Backers of Measure 80, which would legalize and regulate marijuana in Oregon, are making the rounds of mid-valley senior centers in an effort to win older voters to their cause.
“They are our voting population, and we don’t have enough of their support at this point. And it can benefit them the most,” said Rhea Graham of Albany’s Canna Kitchen and Research, which is sponsoring the events. The business makes tinctures, salves and other remedies for medical marijuana patients.
Graham will give three talks over the next several days to elderly residents in Albany, Lebanon and Corvallis, extolling the virtues of smokeless medical marijuana and attempting to win votes for the Oregon Cannabis Tax Act, listed as Measure 80 on the Nov. 6 election ballot.
Attendees will see two short films, “Hemp for Victory,” a U.S. Department of Agriculture production from 1943 that urged farmers to grow hemp for the war effort, and “Should Grandma Smoke Pot?,” which touts the benefits of marijuana for treating arthritis and other age-related complaints.
“Grandma” was produced by Robert Platshorn, a convicted dope smuggler-turned-political activist who is leading a “Silver Tour” marijuana legalization campaign in Florida that aims to enlist support from senior citizens.

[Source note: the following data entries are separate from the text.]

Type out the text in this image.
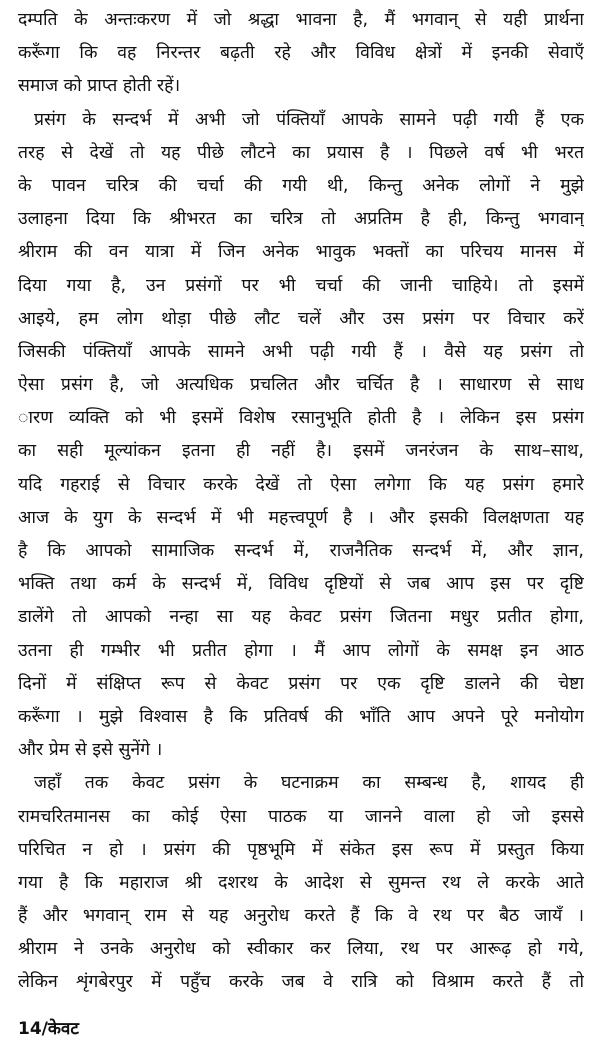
दम्पति के अन्तःकरण में जो श्रद्धा भावना है, मैं भगवान् से यही प्रार्थना
करूँगा कि वह निरन्तर बढ़ती रहे और विविध क्षेत्रों में इनकी सेवाएँ
समाज को प्राप्त होती रहें।
प्रसंग के सन्दर्भ में अभी जो पंक्तियाँ आपके सामने पढ़ी गयी हैं एक
तरह से देखें तो यह पीछे लौटने का प्रयास है । पिछले वर्ष भी भरत
के पावन चरित्र की चर्चा की गयी थी, किन्तु अनेक लोगों ने मुझे
उलाहना दिया कि श्रीभरत का चरित्र तो अप्रतिम है ही, किन्तु भगवान्
श्रीराम की वन यात्रा में जिन अनेक भावुक भक्तों का परिचय मानस में
दिया गया है, उन प्रसंगों पर भी चर्चा की जानी चाहिये। तो इसमें
आइये, हम लोग थोड़ा पीछे लौट चलें और उस प्रसंग पर विचार करें
जिसकी पंक्तियाँ आपके सामने अभी पढ़ी गयी हैं । वैसे यह प्रसंग तो
ऐसा प्रसंग है, जो अत्यधिक प्रचलित और चर्चित है । साधारण से साध
ारण व्यक्ति को भी इसमें विशेष रसानुभूति होती है । लेकिन इस प्रसंग
का सही मूल्यांकन इतना ही नहीं है। इसमें जनरंजन के साथ–साथ,
यदि गहराई से विचार करके देखें तो ऐसा लगेगा कि यह प्रसंग हमारे
आज के युग के सन्दर्भ में भी महत्त्वपूर्ण है । और इसकी विलक्षणता यह
है कि आपको सामाजिक सन्दर्भ में, राजनैतिक सन्दर्भ में, और ज्ञान,
भक्ति तथा कर्म के सन्दर्भ में, विविध दृष्टियों से जब आप इस पर दृष्टि
डालेंगे तो आपको नन्हा सा यह केवट प्रसंग जितना मधुर प्रतीत होगा,
उतना ही गम्भीर भी प्रतीत होगा । मैं आप लोगों के समक्ष इन आठ
दिनों में संक्षिप्त रूप से केवट प्रसंग पर एक दृष्टि डालने की चेष्टा
करूँगा । मुझे विश्वास है कि प्रतिवर्ष की भाँति आप अपने पूरे मनोयोग
और प्रेम से इसे सुनेंगे ।
जहाँ तक केवट प्रसंग के घटनाक्रम का सम्बन्ध है, शायद ही
रामचरितमानस का कोई ऐसा पाठक या जानने वाला हो जो इससे
परिचित न हो । प्रसंग की पृष्ठभूमि में संकेत इस रूप में प्रस्तुत किया
गया है कि महाराज श्री दशरथ के आदेश से सुमन्त रथ ले करके आते
हैं और भगवान् राम से यह अनुरोध करते हैं कि वे रथ पर बैठ जायँ ।
श्रीराम ने उनके अनुरोध को स्वीकार कर लिया, रथ पर आरूढ़ हो गये,
लेकिन शृंगबेरपुर में पहुँच करके जब वे रात्रि को विश्राम करते हैं तो
14/केवट
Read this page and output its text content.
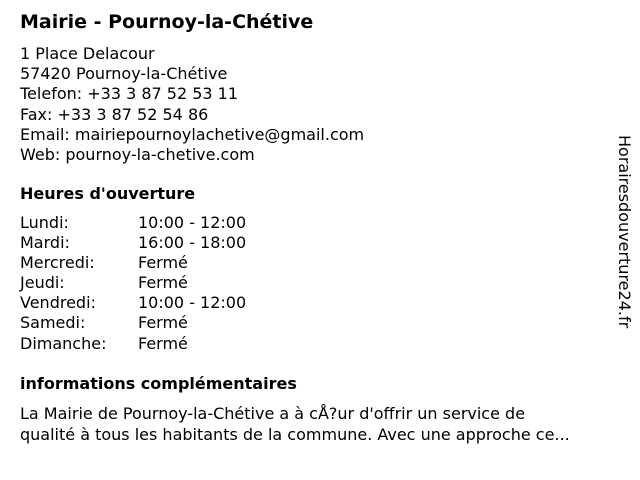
Mairie - Pournoy-la-Chétive
1 Place Delacour
57420 Pournoy-la-Chétive
Telefon: +33 3 87 52 53 11
Fax: +33 3 87 52 54 86
Email: mairiepournoylachetive@gmail.com
Web: pournoy-la-chetive.com
Heures d'ouverture
Lundi:	10:00 - 12:00
Mardi:	16:00 - 18:00
Mercredi:	Fermé
Jeudi:	Fermé
Vendredi:	10:00 - 12:00
Samedi:	Fermé
Dimanche:	Fermé
informations complémentaires
La Mairie de Pournoy-la-Chétive a à cÅ?ur d'offrir un service de
qualité à tous les habitants de la commune. Avec une approche ce...
Horairesdouverture24.fr
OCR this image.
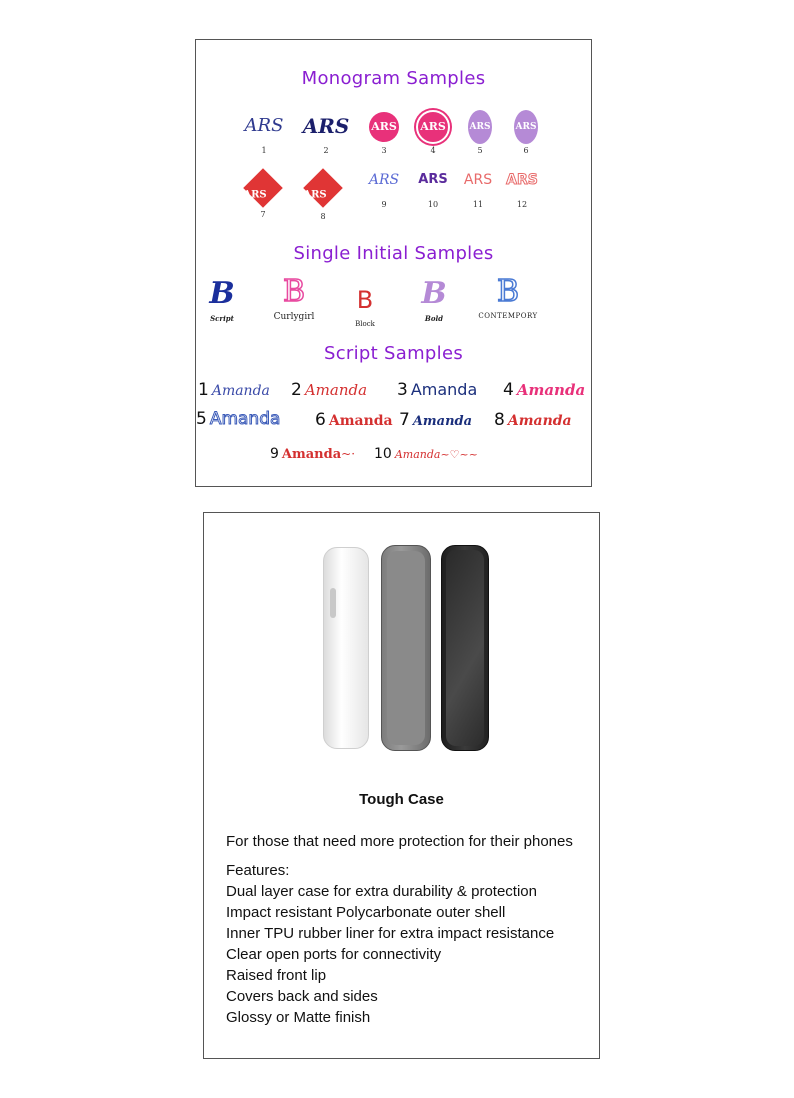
Monogram Samples
ARS
1
ARS
2
ARS
3
ARS
4
ARS
5
ARS
6
ARS
7
ARS
8
ARS
9
ARS
10
ARS
11
ARS
12
Single Initial Samples
B
Script
B
Curlygirl
B
Block
B
Bold
B
CONTEMPORY
Script Samples
1 Amanda 2 Amanda 3 Amanda 4 Amanda
5 Amanda 6 Amanda 7 Amanda 8 Amanda
9 Amanda~· 10 Amanda~♡~~
Tough Case
For those that need more protection for their phones
Features:
Dual layer case for extra durability & protection
Impact resistant Polycarbonate outer shell
Inner TPU rubber liner for extra impact resistance
Clear open ports for connectivity
Raised front lip
Covers back and sides
Glossy or Matte finish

Graham and Alexander’s pro-pot roadshow is scheduled to make three stops in the mid-valley over the next several days:
• 2 to 3 p.m. today at the Albany Senior Center, 489 Water Ave. N.W.
• 1 to 3 p.m. Monday at the Lebanon Senior Center, 80 Tangent St.

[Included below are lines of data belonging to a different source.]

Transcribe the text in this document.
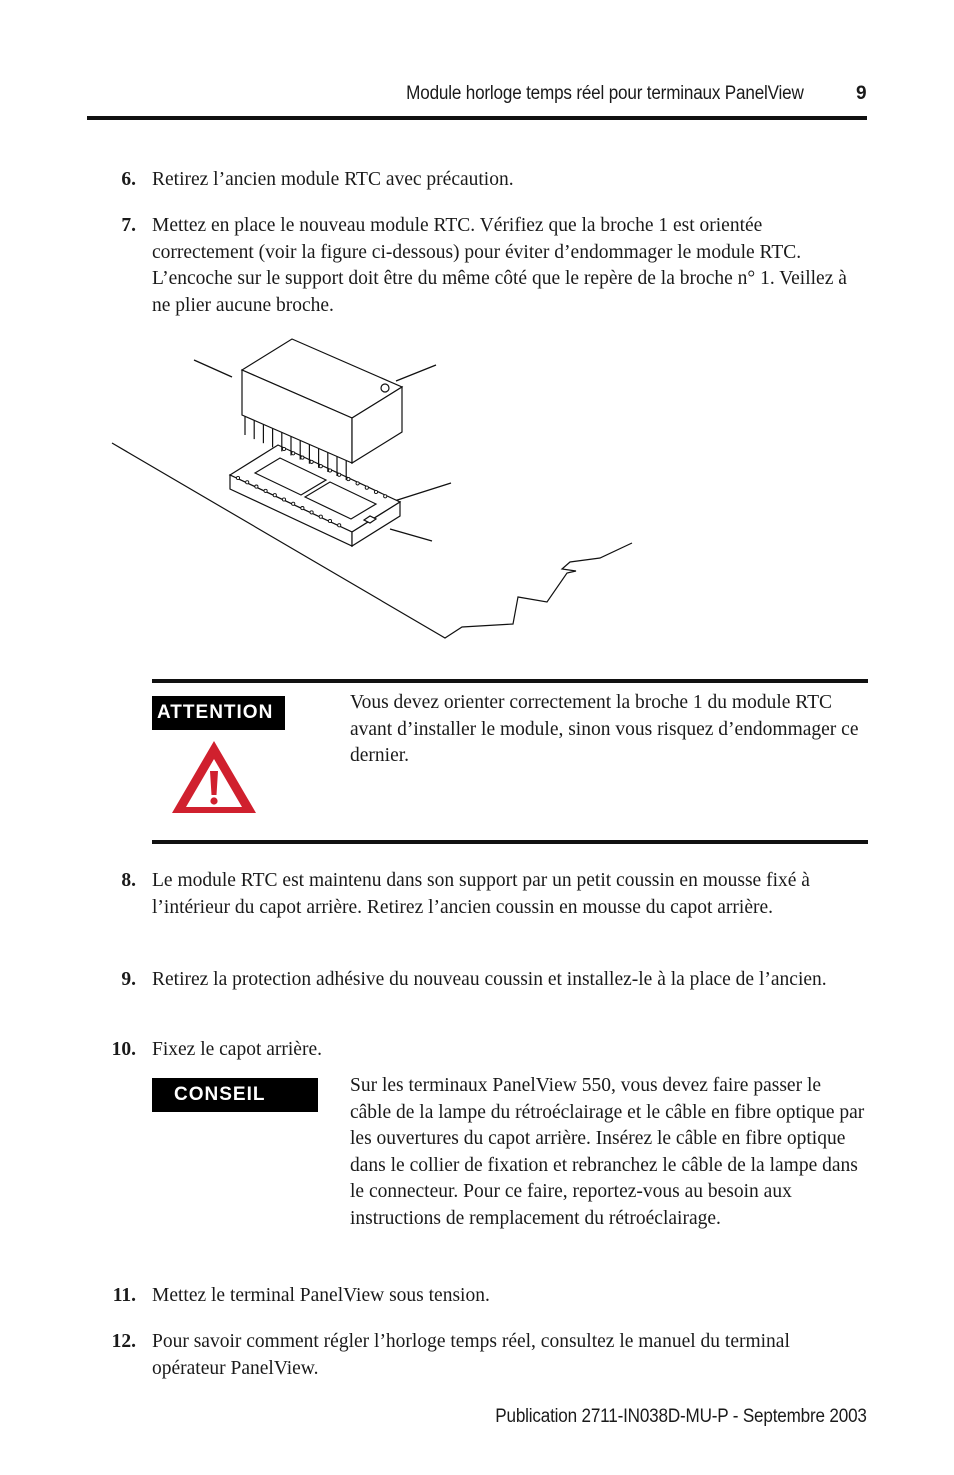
Module horloge temps réel pour terminaux PanelView	9
6. Retirez l’ancien module RTC avec précaution.
7. Mettez en place le nouveau module RTC. Vérifiez que la broche 1 est orientée correctement (voir la figure ci-dessous) pour éviter d’endommager le module RTC. L’encoche sur le support doit être du même côté que le repère de la broche n° 1. Veillez à ne plier aucune broche.
ATTENTION	Vous devez orienter correctement la broche 1 du module RTC avant d’installer le module, sinon vous risquez d’endommager ce dernier.
8. Le module RTC est maintenu dans son support par un petit coussin en mousse fixé à l’intérieur du capot arrière. Retirez l’ancien coussin en mousse du capot arrière.
9. Retirez la protection adhésive du nouveau coussin et installez-le à la place de l’ancien.
10. Fixez le capot arrière.
CONSEIL	Sur les terminaux PanelView 550, vous devez faire passer le câble de la lampe du rétroéclairage et le câble en fibre optique par les ouvertures du capot arrière. Insérez le câble en fibre optique dans le collier de fixation et rebranchez le câble de la lampe dans le connecteur. Pour ce faire, reportez-vous au besoin aux instructions de remplacement du rétroéclairage.
11. Mettez le terminal PanelView sous tension.
12. Pour savoir comment régler l’horloge temps réel, consultez le manuel du terminal opérateur PanelView.
Publication 2711-IN038D-MU-P - Septembre 2003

• 4:45 to 6:15 p.m. Monday at the Corvallis Senior Center, 2601 N.W. Tyler Ave.
Joining Graham at the two Monday events will be Beaverton marijuana activist Jennifer Alexander, who will argue that passing Measure 80 would save Oregon millions in law enforcement costs.
“Seniors are one of two demographics that are most likely to oppose legal marijuana, for both medical and recreational purposes,” Alexander said. “This event hopes to target that demographic with an open and honest conversation about marijuana.”